At Civil War Memory.com, there is an interesting and “complicated” story about Richard Quarles, a Civil War era slave who is identified and honored as a “Confederate soldier.” As the tale is told, Quarles went with his master to join the Confederate army. In the course of engaging the Union army, Quarles’ master was hurt. This prompted Quarles to pick up a weapon, fire back at the enemy, and recover his master from the battlefield. For this, the slave was honored recently by the Sons of Confederate Veterans… and perhaps, way back in the day, by the KKK in its own unique manner (check the video at the link for details).
From the details provided, Quarles was, to use a term in historian James Hollandsworth’s study of black Confederate pensioners, a “black noncombatant.” That is, he was not enlisted as a soldier in the Confederacy, but rather, was part of a particular Confederate unit solely due to service to his master. Hollandsworth’s study indicates that 85% of these black noncombatant pensioners served as cooks, launders, teamsters, or did other types of menial labor.
Yet, we get no sense of that kind of service from this story of a so-called Confederate “soldier.” At one point, the great grand daughter of the slave says, “Well, he was forced into the army, and… you either fight or die.”

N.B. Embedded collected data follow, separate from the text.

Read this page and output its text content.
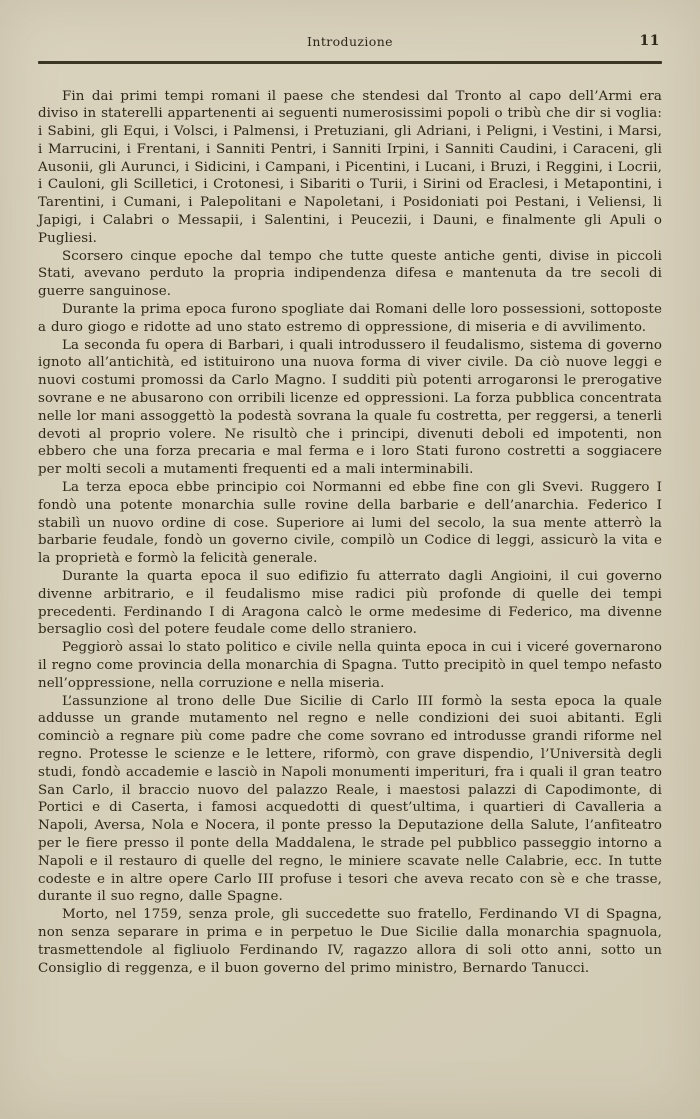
Introduzione	11

Fin dai primi tempi romani il paese che stendesi dal Tronto al capo dell’Armi era diviso in staterelli appartenenti ai seguenti numerosissimi popoli o tribù che dir si voglia: i Sabini, gli Equi, i Volsci, i Palmensi, i Pretuziani, gli Adriani, i Peligni, i Vestini, i Marsi, i Marrucini, i Frentani, i Sanniti Pentri, i Sanniti Irpini, i Sanniti Caudini, i Caraceni, gli Ausonii, gli Aurunci, i Sidicini, i Campani, i Picentini, i Lucani, i Bruzi, i Reggini, i Locrii, i Cauloni, gli Scilletici, i Crotonesi, i Sibariti o Turii, i Sirini od Eraclesi, i Metapontini, i Tarentini, i Cumani, i Palepolitani e Napoletani, i Posidoniati poi Pestani, i Veliensi, li Japigi, i Calabri o Messapii, i Salentini, i Peucezii, i Dauni, e finalmente gli Apuli o Pugliesi.

Scorsero cinque epoche dal tempo che tutte queste antiche genti, divise in piccoli Stati, avevano perduto la propria indipendenza difesa e mantenuta da tre secoli di guerre sanguinose.

Durante la prima epoca furono spogliate dai Romani delle loro possessioni, sottoposte a duro giogo e ridotte ad uno stato estremo di oppressione, di miseria e di avvilimento.

La seconda fu opera di Barbari, i quali introdussero il feudalismo, sistema di governo ignoto all’antichità, ed istituirono una nuova forma di viver civile. Da ciò nuove leggi e nuovi costumi promossi da Carlo Magno. I sudditi più potenti arrogaronsi le prerogative sovrane e ne abusarono con orribili licenze ed oppressioni. La forza pubblica concentrata nelle lor mani assoggettò la podestà sovrana la quale fu costretta, per reggersi, a tenerli devoti al proprio volere. Ne risultò che i principi, divenuti deboli ed impotenti, non ebbero che una forza precaria e mal ferma e i loro Stati furono costretti a soggiacere per molti secoli a mutamenti frequenti ed a mali interminabili.

La terza epoca ebbe principio coi Normanni ed ebbe fine con gli Svevi. Ruggero I fondò una potente monarchia sulle rovine della barbarie e dell’anarchia. Federico I stabilì un nuovo ordine di cose. Superiore ai lumi del secolo, la sua mente atterrò la barbarie feudale, fondò un governo civile, compilò un Codice di leggi, assicurò la vita e la proprietà e formò la felicità generale.

Durante la quarta epoca il suo edifizio fu atterrato dagli Angioini, il cui governo divenne arbitrario, e il feudalismo mise radici più profonde di quelle dei tempi precedenti. Ferdinando I di Aragona calcò le orme medesime di Federico, ma divenne bersaglio così del potere feudale come dello straniero.

Peggiorò assai lo stato politico e civile nella quinta epoca in cui i viceré governarono il regno come provincia della monarchia di Spagna. Tutto precipitò in quel tempo nefasto nell’oppressione, nella corruzione e nella miseria.

L’assunzione al trono delle Due Sicilie di Carlo III formò la sesta epoca la quale addusse un grande mutamento nel regno e nelle condizioni dei suoi abitanti. Egli cominciò a regnare più come padre che come sovrano ed introdusse grandi riforme nel regno. Protesse le scienze e le lettere, riformò, con grave dispendio, l’Università degli studi, fondò accademie e lasciò in Napoli monumenti imperituri, fra i quali il gran teatro San Carlo, il braccio nuovo del palazzo Reale, i maestosi palazzi di Capodimonte, di Portici e di Caserta, i famosi acquedotti di quest’ultima, i quartieri di Cavalleria a Napoli, Aversa, Nola e Nocera, il ponte presso la Deputazione della Salute, l’anfiteatro per le fiere presso il ponte della Maddalena, le strade pel pubblico passeggio intorno a Napoli e il restauro di quelle del regno, le miniere scavate nelle Calabrie, ecc. In tutte codeste e in altre opere Carlo III profuse i tesori che aveva recato con sè e che trasse, durante il suo regno, dalle Spagne.

Morto, nel 1759, senza prole, gli succedette suo fratello, Ferdinando VI di Spagna, non senza separare in prima e in perpetuo le Due Sicilie dalla monarchia spagnuola, trasmettendole al figliuolo Ferdinando IV, ragazzo allora di soli otto anni, sotto un Consiglio di reggenza, e il buon governo del primo ministro, Bernardo Tanucci.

But here’s the thing: he was not forced into the army to fight and die. Rather, he followed his master who went into the army, to perform those menial – but nonetheless important – tasks that were mentioned earlier. Military service is a duty and obligation of citizenship; slaves were not citizens. The slave’s duty was to not to battle the enemy, but to serve his master. There is a huge difference between those two things.
We’ve seen this before: black families filled with honor at the recognition given to their enslaved ancestors, for the reason that those ancestors somehow fought for what was a pro-slavery regime. The sense of conflict inherent in that is hardly mentioned. I got to thinking: how is it that so many black families ignore these details of their ancestors’ lives, status, and circumstances? Why is it that they are not addressing a key part of the story? After a little bit of thought, one answer was obvious. Black folks are like everyone else: they want to feel that their ancestors were heroes.

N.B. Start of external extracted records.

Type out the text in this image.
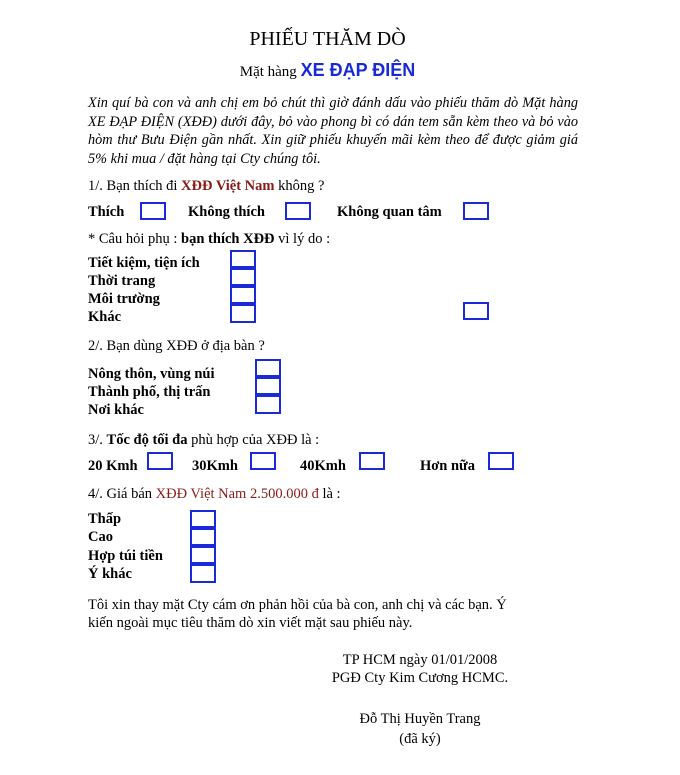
PHIẾU THĂM DÒ
Mặt hàng XE ĐẠP ĐIỆN
Xin quí bà con và anh chị em bỏ chút thì giờ đánh dấu vào phiếu thăm dò Mặt hàng XE ĐẠP ĐIỆN (XĐĐ) dưới đây, bỏ vào phong bì có dán tem sẵn kèm theo và bỏ vào hòm thư Bưu Điện gần nhất. Xin giữ phiếu khuyến mãi kèm theo để được giảm giá 5% khi mua / đặt hàng tại Cty chúng tôi.
1/. Bạn thích đi XĐĐ Việt Nam không ?
Thích	Không thích	Không quan tâm
* Câu hỏi phụ : bạn thích XĐĐ vì lý do :
Tiết kiệm, tiện ích
Thời trang
Môi trường
Khác
2/. Bạn dùng XĐĐ ở địa bàn ?
Nông thôn, vùng núi
Thành phố, thị trấn
Nơi khác
3/. Tốc độ tối đa phù hợp của XĐĐ là :
20 Kmh	30Kmh	40Kmh	Hơn nữa
4/. Giá bán XĐĐ Việt Nam 2.500.000 đ là :
Thấp
Cao
Hợp túi tiền
Ý khác
Tôi xin thay mặt Cty cám ơn phản hồi của bà con, anh chị và các bạn. Ý
kiến ngoài mục tiêu thăm dò xin viết mặt sau phiếu này.
TP HCM ngày 01/01/2008
PGĐ Cty Kim Cương HCMC.
Đỗ Thị Huyền Trang
(đã ký)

Simply put, there is no honor or glory in acknowledging that a long deceased relative was near a battlefield solely to do menial work as act of submission and service to a slave master. People would much rather believe that their ancestors were called to fight – which would be a recognition of their manhood, of their worthiness to do battle, and of their willingness to make the ultimate sacrifice.
But here’s the rub: if these slaves were in fact recognized for their manhood and worthiness – then why were they slaves in the first place? The reality is, black men were seen as degraded, to use a common term of the era, and subservient. Loyalty, not the capacity for courage, was most valued in a slave. After all, a bondsman who was intrepid enough to flee for his freedom – and perhaps fight for the Union – was of no use to a slavemaster on the battlefield.
But people of today want to see their ancestors through their own eyes, and they want to see those ancestors as brave and courageous. This focus on “bravery not slavery” dovetails perfectly with the “heritage not hate” narrative of groups like the Sons of Confederates Veterans. By maintaining an unspoken rule to avoid the unspeakable – the horrors of slavery and the contradiction of a slave fighting for a slave nation – both sides get to honor their ancestors without pondering the issues this “service” raises.
None of this is to say that the slaves who performed acts of heroism should be denied the honor that is due them. Whether or not he was considered a “man” by the Confederate state, or anyone, Quarles’ bravery showed him to be a man, and it’s fair – it’s righteous – to acknowledge that.
Indeed, the fact that this man was a slave does not make his bravery less impressive; it is makes it all the more remarkable. Unfortunately, that nuance is totally lost in what is surely being described in many places as an example of another “black Confederate soldier.” I think the memory of Richard Quarles deserves better.